Dr. Nandi's Benefits of Cumin

Benefits of Cumin

Dr Nandi Health Benefits of Cumin

Cumin is a delicious spice native from the east Mediterranean to India.  It is fragrant and adds a great flavor to your dinner table but did you know that research is showing that cumin is also great for your health?

Research has shown that cumin seeds may have an antioxidant property that can help you live a healthier life.  Cumin seeds are a great source of phytochemicals that act as antioxidants.  Phytochemicals act as scavengers of free radicals that cause an oxidative stress.  Oxidative stress has the ability to cause cancer, inflammation and other diseases over time. Recently, cumin was shown to be able to protect the animals from being studied from developing tumors in their stomachs or livers. 
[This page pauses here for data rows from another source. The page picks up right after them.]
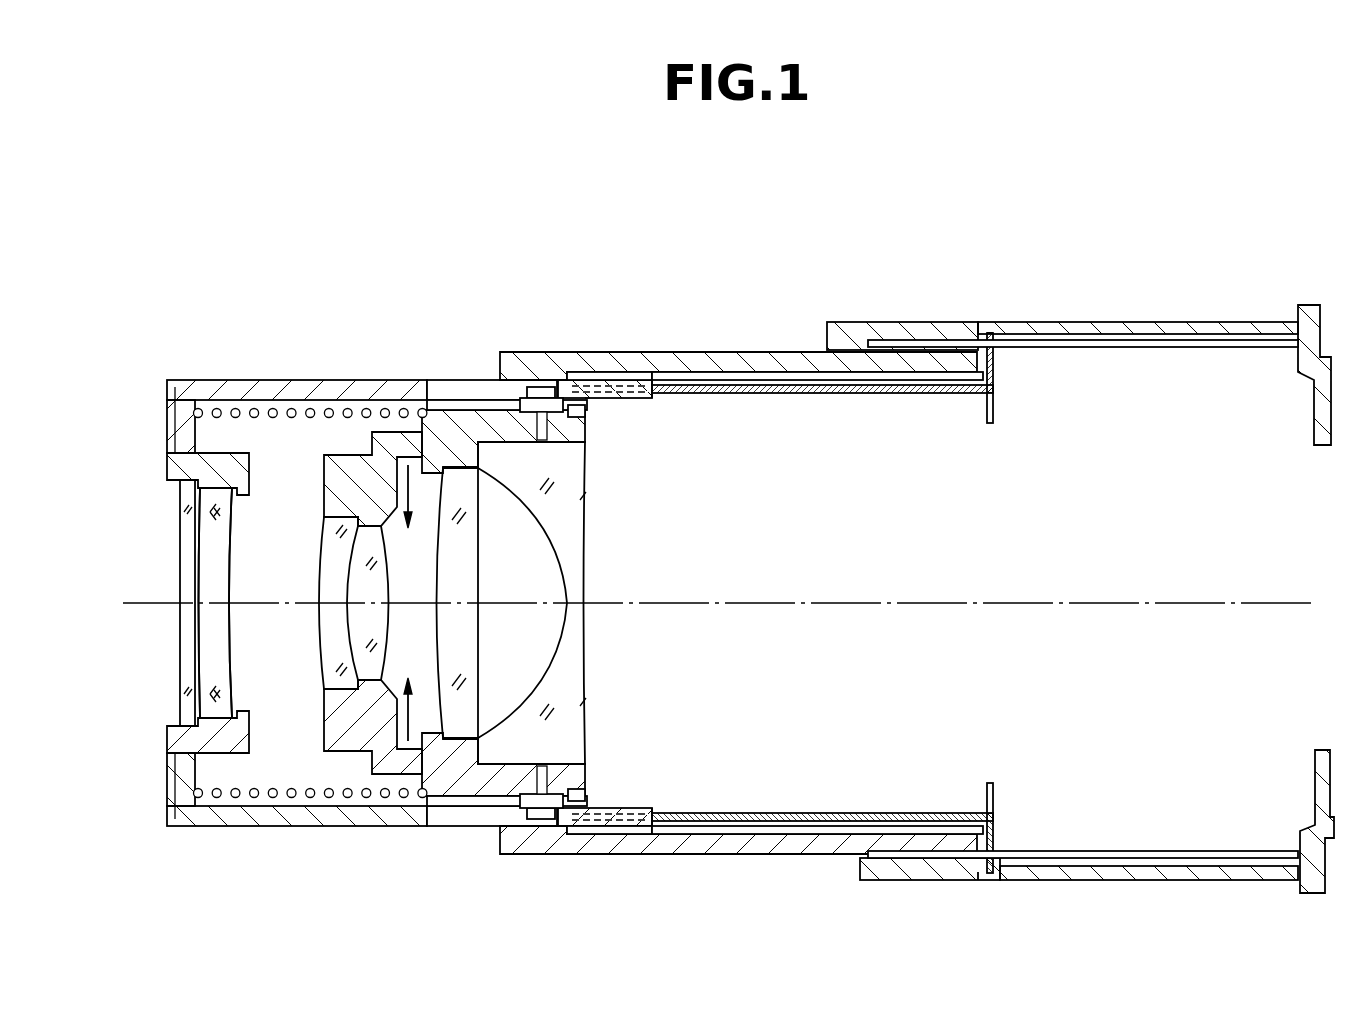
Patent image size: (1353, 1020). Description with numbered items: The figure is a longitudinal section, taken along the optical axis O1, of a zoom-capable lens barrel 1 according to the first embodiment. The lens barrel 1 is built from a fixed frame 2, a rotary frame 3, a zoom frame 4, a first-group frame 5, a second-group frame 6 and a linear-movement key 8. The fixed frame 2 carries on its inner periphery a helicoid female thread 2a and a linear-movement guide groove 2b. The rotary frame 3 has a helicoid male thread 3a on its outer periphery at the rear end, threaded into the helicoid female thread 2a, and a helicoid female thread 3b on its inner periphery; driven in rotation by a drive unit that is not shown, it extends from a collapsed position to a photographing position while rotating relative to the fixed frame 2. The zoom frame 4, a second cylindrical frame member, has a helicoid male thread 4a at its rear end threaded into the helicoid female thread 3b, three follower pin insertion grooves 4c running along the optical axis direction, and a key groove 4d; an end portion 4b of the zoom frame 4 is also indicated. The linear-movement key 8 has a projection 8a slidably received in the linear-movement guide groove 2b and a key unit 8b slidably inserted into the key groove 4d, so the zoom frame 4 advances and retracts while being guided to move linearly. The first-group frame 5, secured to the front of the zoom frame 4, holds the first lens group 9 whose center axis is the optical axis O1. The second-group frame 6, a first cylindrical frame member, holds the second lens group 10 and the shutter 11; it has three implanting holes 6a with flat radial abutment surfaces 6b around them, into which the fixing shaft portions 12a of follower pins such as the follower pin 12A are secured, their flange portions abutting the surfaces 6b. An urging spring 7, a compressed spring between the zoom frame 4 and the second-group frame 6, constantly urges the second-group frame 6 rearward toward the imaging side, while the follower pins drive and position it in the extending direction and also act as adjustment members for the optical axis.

The lens barrel 1 is at (953, 266).
The fixed frame 2 is at (1200, 322).
The helicoid female thread 2a is at (1030, 340).
The linear-movement guide groove 2b is at (1113, 339).
The rotary frame 3 is at (763, 351).
The helicoid male thread 3a is at (885, 322).
The helicoid female thread 3b is at (713, 356).
The zoom frame 4 is at (300, 390).
The helicoid male thread 4a is at (600, 372).
The lens frame end 4b is at (587, 401).
The follower pin insertion grooves 4c is at (465, 388).
The key groove 4d is at (557, 812).
The first-group frame 5 is at (210, 462).
The second-group frame 6 is at (367, 468).
The implanting holes 6a is at (567, 441).
The flat radial abutment surfaces 6b is at (588, 409).
The urging spring 7 is at (236, 409).
The linear-movement key 8 is at (993, 372).
The projection 8a is at (992, 336).
The key unit 8b is at (953, 394).
The first lens group 9 is at (210, 645).
The second lens group 10 is at (577, 630).
The shutter 11 is at (410, 717).
The follower pin 12A is at (543, 392).
The fixing shaft portions 12a is at (640, 603).
The optical axis O1 is at (145, 601).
There has been some great promise shown by researcher in regards to the antibacterial quality of cumin.  Recently, a paper was published that showed that cumin seeds when eaten helped to battle infection.  Cumin seeds showed promise even against antibiotic resistant bacteria such as methicilin-resistant Staphylococcus arueas (MRSA)  Researchers believe that the essential oil in cumin has a compound called cuminaldehde which has the antibacterial properties.

Cumin is being studied for its ability to help control blood pressure.  Ground cumin contains very little sodium which can help to prevent or lower high blood pressure.  Recent research found that  volunteers who took just 5 mL. of black cumin oil daily cut their systolic and diastolic blood pressure in just eight weeks,  More research is needed to be done before it can be concluded as truth.

If you have been told that you suffer from an iron deficiency, add cumin to your diet.  1 teaspoon of cumin adds 4 milligrams of iron to your diet.  That is nearly 22 percent of the daily value suggest for an adult.  Iron is an essential mineral for proper metabolism in the body.  Iron is a component of hemoglobin in healthy red blood cells. Symptoms of iron deficiency include shortness of breath and muscle weakness. Children, adolescents and women of child-bearing age are at higher risk for iron deficiency.

Over centuries the cumin seed has been used for digestive health.  Scientific research has begun to show that the reputation of cumin and its digestive health properties are true.  Cumin may stimulate the secretion of pancreatic enzymes, compounds necessary for proper digestion and nutrient assimilation.

Scientists are studying the effects of cumin on respiratory disorders such as asthma and bronchitis.  Research shows that cumin can act as an expectorant to help loosen phlegm and mucus in the respiratory tract.  This makes it easier to eliminate them from the system via sneezing or coughing up and spitting.  When phlegm and mucus is eliminated from the body  it can inhibit the formation of additional material and help to heal the initial condition that led to its formation in the first place.